Se oggi c'è
quindi una forte richiesta di telecamere di videosorveglianza è perché è cresciuta la percezione del
pericolo e quindi è aumentata la richiesta di sicurezza.
Le telecamere per la videosorveglianza stanno
trovando un forte collocamento commerciale in settori completamente diversi tra di loro che spaziano ossia
dall'ambito pubblico (sicurezza nelle piazze, negli aeroporti, nelle stazioni ferroviarie, nella strade e
nelle autostrade) all'ambito privato (sicurezza in negozi, in banche e in ambienti domestici).
Il meccanismo di funzionamento di una telecamera di videosorveglianza è abbastanza semplice e consolidato:
il grande occhio controlla una determinata area in collegamento con una centrale dove sono piazzati i
corrispondenti monitor con addetti che visionano lo scorrere delle varie immagini, trasmesse in diretta,
per individuare eventuali anomalie che necessitano un intervento diretto.

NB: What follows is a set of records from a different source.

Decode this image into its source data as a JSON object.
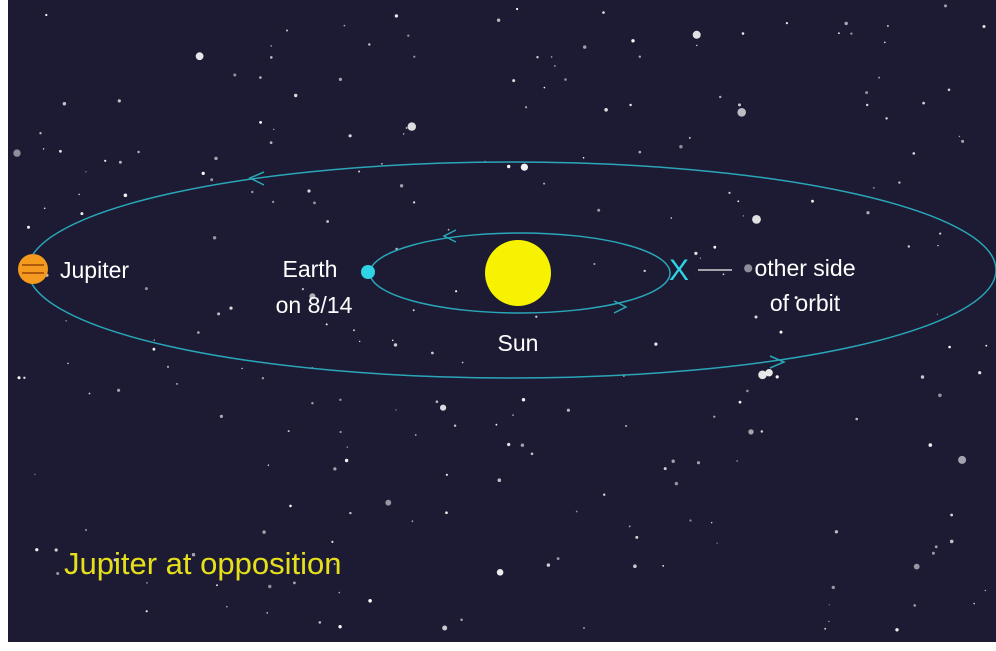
{
  "labels": {
    "jupiter": "Jupiter",
    "earth": [
      "Earth",
      "on 8/14"
    ],
    "sun": "Sun",
    "marker": "X",
    "other_side": [
      "other side",
      "of orbit"
    ]
  },
  "caption": "Jupiter at opposition"
}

In alternativa a questo modus
operandi è anche possibile, soprattutto per quegli ambiti in cui non è necessaria una videosorveglianza
diretta ventiquattro ore su ventiquattro, la semplice registrazione delle immagini. In questo caso il
controllo è di tipo postumo ossia le immagini catturate dalle telecamere di videosorveglianza, saranno
visionate solo in presenza di particolari problemi, in caso contrario i filmati raccolti saranno poi
archiviati oppure cestinati. Uno degli elementi che è maggiormente sintomo del progress tecnologico è
rappresentato dalle dimensioni delle telecamere di videosorveglianza ossia dalla loro capacità di
nascondersi e mimetizzarsi con l'ambiente circostante.
Fin a pochi anni fa infatti le telecamere di
videosorveglianza venivano associate con enormi parallelepipedi posti su bracci in modo tale da poter
garantire uno specchio di osservazioni il più ampio possibile. Si trattava di meccanismi che tutto potevano
garantire tranne una certa capacità di discrezione, ossia di non essere visti da eventuali male
intenzionati.
Oggi le dimensione delle telecamere di videosorveglianza, proprio grazie allo sviluppo della
tecnologia si sono notevolmente ridotte e non è raro vedere (si fa per dire) telecamere di
videosorveglianza che sembrano delle semplici o dei fari, salvo nascondere, all'interno della loro
struttura un occhio capace di garantire un raggio di osservazione addirittura più ampio rispetto a quello
degli antiestetici parallelepipedi di un tempo. L'intervento della tecnologia è ancora più marcato se si
considerano i cosiddetti sistemi di telecamere di videosorveglianza. Finora infatti si è esaminato il caso
di un'unica telecamera di videosorveglianza. Ma è chiaro che questo è un caso semplificativo. Se si pensa
alla necessità che ha un privato di controllare la propria villa, è chiaro che occorrano più videocamere
installate su più punti del perimetro. In questo caso non occorrono più monitor.
In commercio infatti
esistono software di controllo-gestione che permettono di avere una visuale d'insieme con uno schermo ossia
diviso in tanti settori quante sono le telecamere di videosorveglianza attive.